Il faisait froid. Peu à peu, la côte s’était rapprochée. Elle n’était plus qu’à quelques milles.
— C’est une grande île, dit le capitaine en réponse à la remarque de Fidelma. Et dangereuse. Je crois que nous aurons de la chance.
— Comment l’entendez-vous ?
— Cette brume, au ras des flots, pourrait très bien monter et se transformer en un épais brouillard. C’est assez fréquent autour d’Ushant. Ici, les courants sont puissants et les récifs innombrables. Si par malchance le vent forcit, on risque d’être précipités sur les rochers de cette côte déchiquetée. Dans ces parages, une tempête peut durer une dizaine de jours sans vous laisser aucun répit.

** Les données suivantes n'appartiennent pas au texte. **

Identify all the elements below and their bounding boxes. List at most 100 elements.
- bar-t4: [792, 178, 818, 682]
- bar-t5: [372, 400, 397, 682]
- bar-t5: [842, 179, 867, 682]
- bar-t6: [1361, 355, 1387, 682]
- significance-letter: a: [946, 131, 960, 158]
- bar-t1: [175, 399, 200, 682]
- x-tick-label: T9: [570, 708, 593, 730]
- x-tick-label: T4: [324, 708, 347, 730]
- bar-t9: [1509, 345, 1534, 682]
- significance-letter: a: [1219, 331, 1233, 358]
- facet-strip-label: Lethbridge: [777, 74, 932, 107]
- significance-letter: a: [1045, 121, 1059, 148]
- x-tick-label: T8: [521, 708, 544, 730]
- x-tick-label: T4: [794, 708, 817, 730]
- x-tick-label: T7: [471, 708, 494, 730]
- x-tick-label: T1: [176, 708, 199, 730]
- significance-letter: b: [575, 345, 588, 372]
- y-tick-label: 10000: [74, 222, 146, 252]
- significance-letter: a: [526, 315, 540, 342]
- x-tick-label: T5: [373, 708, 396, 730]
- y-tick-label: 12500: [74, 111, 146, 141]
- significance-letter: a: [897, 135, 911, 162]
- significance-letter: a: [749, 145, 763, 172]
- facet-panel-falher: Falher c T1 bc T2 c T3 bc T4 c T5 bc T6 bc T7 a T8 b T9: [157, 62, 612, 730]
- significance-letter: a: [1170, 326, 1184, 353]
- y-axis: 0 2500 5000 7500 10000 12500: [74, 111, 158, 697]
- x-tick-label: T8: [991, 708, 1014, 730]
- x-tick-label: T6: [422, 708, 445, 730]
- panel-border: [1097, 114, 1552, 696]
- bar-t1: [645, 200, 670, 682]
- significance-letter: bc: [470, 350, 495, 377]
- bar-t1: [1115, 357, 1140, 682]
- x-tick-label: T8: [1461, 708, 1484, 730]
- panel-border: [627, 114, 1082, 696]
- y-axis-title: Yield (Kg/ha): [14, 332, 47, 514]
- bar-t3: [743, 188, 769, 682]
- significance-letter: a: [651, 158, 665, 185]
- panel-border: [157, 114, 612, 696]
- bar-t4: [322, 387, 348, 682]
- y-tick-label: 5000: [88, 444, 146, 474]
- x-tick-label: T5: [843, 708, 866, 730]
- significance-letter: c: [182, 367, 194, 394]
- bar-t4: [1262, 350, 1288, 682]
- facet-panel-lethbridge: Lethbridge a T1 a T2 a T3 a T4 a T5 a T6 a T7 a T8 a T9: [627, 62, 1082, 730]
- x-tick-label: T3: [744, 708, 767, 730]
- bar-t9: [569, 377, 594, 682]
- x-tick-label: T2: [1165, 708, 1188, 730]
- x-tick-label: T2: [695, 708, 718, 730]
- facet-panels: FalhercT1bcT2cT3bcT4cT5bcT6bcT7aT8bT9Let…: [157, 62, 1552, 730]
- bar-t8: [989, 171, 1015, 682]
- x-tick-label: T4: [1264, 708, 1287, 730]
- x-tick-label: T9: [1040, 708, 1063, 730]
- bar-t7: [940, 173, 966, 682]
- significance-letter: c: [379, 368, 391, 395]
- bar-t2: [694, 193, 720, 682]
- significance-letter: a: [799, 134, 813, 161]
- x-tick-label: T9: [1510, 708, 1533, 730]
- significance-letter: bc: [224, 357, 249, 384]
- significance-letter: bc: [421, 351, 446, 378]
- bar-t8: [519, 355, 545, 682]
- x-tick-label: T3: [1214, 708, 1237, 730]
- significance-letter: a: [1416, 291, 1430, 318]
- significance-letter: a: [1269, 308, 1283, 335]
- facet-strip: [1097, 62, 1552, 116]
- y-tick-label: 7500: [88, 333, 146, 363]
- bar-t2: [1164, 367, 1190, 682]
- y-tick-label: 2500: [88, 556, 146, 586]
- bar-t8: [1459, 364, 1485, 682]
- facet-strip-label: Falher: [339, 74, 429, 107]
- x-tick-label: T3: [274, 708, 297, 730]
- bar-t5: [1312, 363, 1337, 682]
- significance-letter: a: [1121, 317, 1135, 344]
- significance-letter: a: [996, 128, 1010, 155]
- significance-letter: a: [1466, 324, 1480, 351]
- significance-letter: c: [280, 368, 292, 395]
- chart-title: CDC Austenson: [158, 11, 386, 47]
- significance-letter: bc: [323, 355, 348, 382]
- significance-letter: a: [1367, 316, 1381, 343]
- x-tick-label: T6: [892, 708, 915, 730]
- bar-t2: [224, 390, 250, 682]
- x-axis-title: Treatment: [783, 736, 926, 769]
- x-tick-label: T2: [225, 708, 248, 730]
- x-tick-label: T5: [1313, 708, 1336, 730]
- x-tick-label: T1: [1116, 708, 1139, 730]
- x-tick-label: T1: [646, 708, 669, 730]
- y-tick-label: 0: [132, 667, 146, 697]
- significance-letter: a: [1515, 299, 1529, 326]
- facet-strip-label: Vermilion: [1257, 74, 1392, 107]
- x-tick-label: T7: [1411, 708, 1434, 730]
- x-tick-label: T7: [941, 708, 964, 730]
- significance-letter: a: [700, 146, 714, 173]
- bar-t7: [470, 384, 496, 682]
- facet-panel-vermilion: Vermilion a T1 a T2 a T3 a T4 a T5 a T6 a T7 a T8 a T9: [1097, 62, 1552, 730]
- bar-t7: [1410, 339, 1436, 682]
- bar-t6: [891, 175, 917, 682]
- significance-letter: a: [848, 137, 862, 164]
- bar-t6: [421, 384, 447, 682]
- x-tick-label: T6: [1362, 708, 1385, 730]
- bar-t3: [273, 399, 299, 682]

La côte noire et la mer presque invisible sous la brume avaient quelque chose de sinistre. Aucune colline n’adoucissait le relief de cette île dont le point le plus élevé, estima Fidelma, ne devait pas dépasser deux cents pieds. Le fracas des vagues sur les rochers du rivage et le sifflement du vent donnaient à Ushant un caractère menaçant.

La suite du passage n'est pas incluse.